Discovered Atlas today. It’s a database schema management tool that actually makes sense.
What It Does
Instead of writing manual migration files, you declare your desired schema and Atlas figures out the migrations.
// schema.hcl
table "users" {
column "id" {
type = int
auto_increment = true
}
column "email" {
type = varchar(255)
null = false
}
primary_key {
columns = [column.id]
}
index "idx_email" {
columns = [column.email]
unique = true
}
}
Then:
atlas schema apply \
-u "mysql://user:pass@localhost:3306/mydb" \
--to "file://schema.hcl"
It calculates the diff and applies it.
Why I Like It
1. Declarative
Don’t need to remember what migrations you’ve written. Just define the end state.
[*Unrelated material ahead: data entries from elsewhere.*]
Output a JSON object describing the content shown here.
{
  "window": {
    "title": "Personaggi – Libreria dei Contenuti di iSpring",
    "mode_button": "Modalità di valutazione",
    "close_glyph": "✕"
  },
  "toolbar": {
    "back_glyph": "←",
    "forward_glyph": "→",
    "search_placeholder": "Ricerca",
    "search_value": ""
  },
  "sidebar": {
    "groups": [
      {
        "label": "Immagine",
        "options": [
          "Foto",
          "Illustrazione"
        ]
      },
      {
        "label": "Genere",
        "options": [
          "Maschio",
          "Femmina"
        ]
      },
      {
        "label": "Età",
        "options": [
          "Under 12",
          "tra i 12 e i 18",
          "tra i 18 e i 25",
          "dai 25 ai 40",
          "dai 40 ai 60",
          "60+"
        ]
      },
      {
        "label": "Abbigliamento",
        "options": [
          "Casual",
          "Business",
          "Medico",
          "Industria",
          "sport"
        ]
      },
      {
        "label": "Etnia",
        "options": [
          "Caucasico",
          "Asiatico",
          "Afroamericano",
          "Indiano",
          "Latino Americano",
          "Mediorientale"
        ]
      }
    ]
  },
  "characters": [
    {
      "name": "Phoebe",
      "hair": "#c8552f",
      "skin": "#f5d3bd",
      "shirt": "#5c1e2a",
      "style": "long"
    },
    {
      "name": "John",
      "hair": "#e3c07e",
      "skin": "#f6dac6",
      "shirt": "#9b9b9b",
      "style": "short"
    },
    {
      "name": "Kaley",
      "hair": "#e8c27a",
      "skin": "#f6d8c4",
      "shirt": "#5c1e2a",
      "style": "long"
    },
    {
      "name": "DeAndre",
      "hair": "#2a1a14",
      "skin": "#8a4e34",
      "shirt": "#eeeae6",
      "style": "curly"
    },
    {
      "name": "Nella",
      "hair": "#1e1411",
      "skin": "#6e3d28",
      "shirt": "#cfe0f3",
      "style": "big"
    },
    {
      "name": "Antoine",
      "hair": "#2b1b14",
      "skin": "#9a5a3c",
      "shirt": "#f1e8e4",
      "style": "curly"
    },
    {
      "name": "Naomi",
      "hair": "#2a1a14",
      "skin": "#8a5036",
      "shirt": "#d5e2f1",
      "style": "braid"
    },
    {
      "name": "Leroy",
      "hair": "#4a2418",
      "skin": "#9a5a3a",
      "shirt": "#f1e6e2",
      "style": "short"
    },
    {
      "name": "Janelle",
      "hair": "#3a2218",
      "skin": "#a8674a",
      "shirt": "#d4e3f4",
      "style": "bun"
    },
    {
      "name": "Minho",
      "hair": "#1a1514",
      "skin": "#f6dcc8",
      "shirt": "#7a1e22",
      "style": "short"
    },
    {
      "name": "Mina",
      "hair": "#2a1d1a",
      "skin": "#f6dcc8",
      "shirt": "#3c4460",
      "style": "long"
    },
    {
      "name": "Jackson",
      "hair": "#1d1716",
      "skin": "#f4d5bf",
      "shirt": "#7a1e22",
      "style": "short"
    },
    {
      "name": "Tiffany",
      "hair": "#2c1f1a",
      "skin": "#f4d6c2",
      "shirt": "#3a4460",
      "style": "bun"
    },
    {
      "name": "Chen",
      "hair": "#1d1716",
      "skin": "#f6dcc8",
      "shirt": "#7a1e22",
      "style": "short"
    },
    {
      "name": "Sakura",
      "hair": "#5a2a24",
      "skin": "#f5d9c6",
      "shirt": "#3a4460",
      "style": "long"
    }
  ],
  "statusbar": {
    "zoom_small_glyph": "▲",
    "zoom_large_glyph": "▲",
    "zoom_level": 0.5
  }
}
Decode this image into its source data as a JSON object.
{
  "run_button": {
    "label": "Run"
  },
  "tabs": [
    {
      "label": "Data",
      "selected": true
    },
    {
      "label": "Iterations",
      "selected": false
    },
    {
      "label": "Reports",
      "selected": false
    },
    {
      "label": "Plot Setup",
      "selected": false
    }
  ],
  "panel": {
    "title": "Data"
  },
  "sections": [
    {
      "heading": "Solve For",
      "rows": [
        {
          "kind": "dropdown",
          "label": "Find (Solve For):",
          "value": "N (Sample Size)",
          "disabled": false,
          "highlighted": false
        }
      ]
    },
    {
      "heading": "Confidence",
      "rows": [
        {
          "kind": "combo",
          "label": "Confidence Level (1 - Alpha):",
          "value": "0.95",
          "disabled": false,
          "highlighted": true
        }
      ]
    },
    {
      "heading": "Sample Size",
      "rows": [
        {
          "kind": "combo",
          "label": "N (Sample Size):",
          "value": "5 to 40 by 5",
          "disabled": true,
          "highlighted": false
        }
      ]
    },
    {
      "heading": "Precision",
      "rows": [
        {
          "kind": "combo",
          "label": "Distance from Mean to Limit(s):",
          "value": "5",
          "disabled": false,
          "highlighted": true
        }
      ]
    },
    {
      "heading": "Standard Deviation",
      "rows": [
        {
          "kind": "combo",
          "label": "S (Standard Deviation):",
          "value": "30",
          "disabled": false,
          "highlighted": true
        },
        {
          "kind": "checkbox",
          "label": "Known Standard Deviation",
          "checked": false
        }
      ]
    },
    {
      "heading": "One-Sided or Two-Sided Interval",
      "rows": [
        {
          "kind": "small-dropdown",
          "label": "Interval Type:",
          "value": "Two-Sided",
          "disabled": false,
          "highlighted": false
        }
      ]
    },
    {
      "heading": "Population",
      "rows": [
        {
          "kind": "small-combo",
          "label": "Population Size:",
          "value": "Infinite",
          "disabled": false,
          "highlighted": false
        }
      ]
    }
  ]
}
2. Automatic Diff Generation
atlas migrate diff add_email_column \
--dir "file://migrations" \
--to "file://schema.hcl" \
--dev-url "docker://mysql/8/dev"
Generates the SQL for you.
3. Built-in Lint
atlas migrate lint \
--dir "file://migrations" \
--dev-url "docker://mysql/8/dev"
Catches stuff like:
- Dropping columns (destructive!)
- Adding NOT NULL without defaults
- Missing indexes on foreign keys
4. Works with ORMs
# Generate schema from GORM models
atlas migrate diff \
--dir "file://migrations" \
--to "ent://models" \
--dev-url "docker://mysql/8/dev"
No more manual sync between code and database schema.
Basic Workflow
# 1. Install
brew install ariga/tap/atlas
# 2. Define schema (schema.hcl or use existing SQL)
# 3. Generate migration
atlas migrate diff initial \
--dir "file://migrations" \
--to "file://schema.hcl" \
--dev-url "docker://mysql/8/dev"
# 4. Apply to database
atlas migrate apply \
--dir "file://migrations" \
--url "mysql://user:pass@localhost:3306/mydb"
Multi-Environment Config
Create atlas.hcl:
env "local" {
src = "file://schema.hcl"
url = "mysql://root:pass@localhost:3306/dev"
dev = "docker://mysql/8/dev"
}
env "production" {
src = "file://schema.hcl"
url = env("DATABASE_URL")
dev = "docker://mysql/8/dev"
lint {
destructive {
error = true // Block destructive changes
}
}
}
Then: atlas migrate apply --env production
CI/CD Integration
GitHub Actions example:
- name: Lint migrations
run: |
atlas migrate lint \
--dir "file://migrations" \
--dev-url "docker://mysql/8/test"
- name: Apply to staging
run: |
atlas migrate apply \
--dir "file://migrations" \
--url "$"
Catches bad migrations before they hit production.
Comparison
vs Flyway/Liquibase:
- More modern
- Better error messages
- Supports declarative schemas
vs golang-migrate:
- Auto-generates migrations
- Built-in safety checks
- ORM integration
vs Alembic (Python):
- Language-agnostic
- Better multi-database support
What I’m Using It For
Managing schema changes across dev/staging/prod. No more “did we run this migration?” or “what’s the current schema state?”
Atlas keeps everything in sync.
One gotcha: Needs a “dev database” for diff calculation. Just use Docker:
--dev-url "docker://mysql/8/dev"
It spins up a temporary container automatically.
Worth checking out if you’re tired of manual database migrations.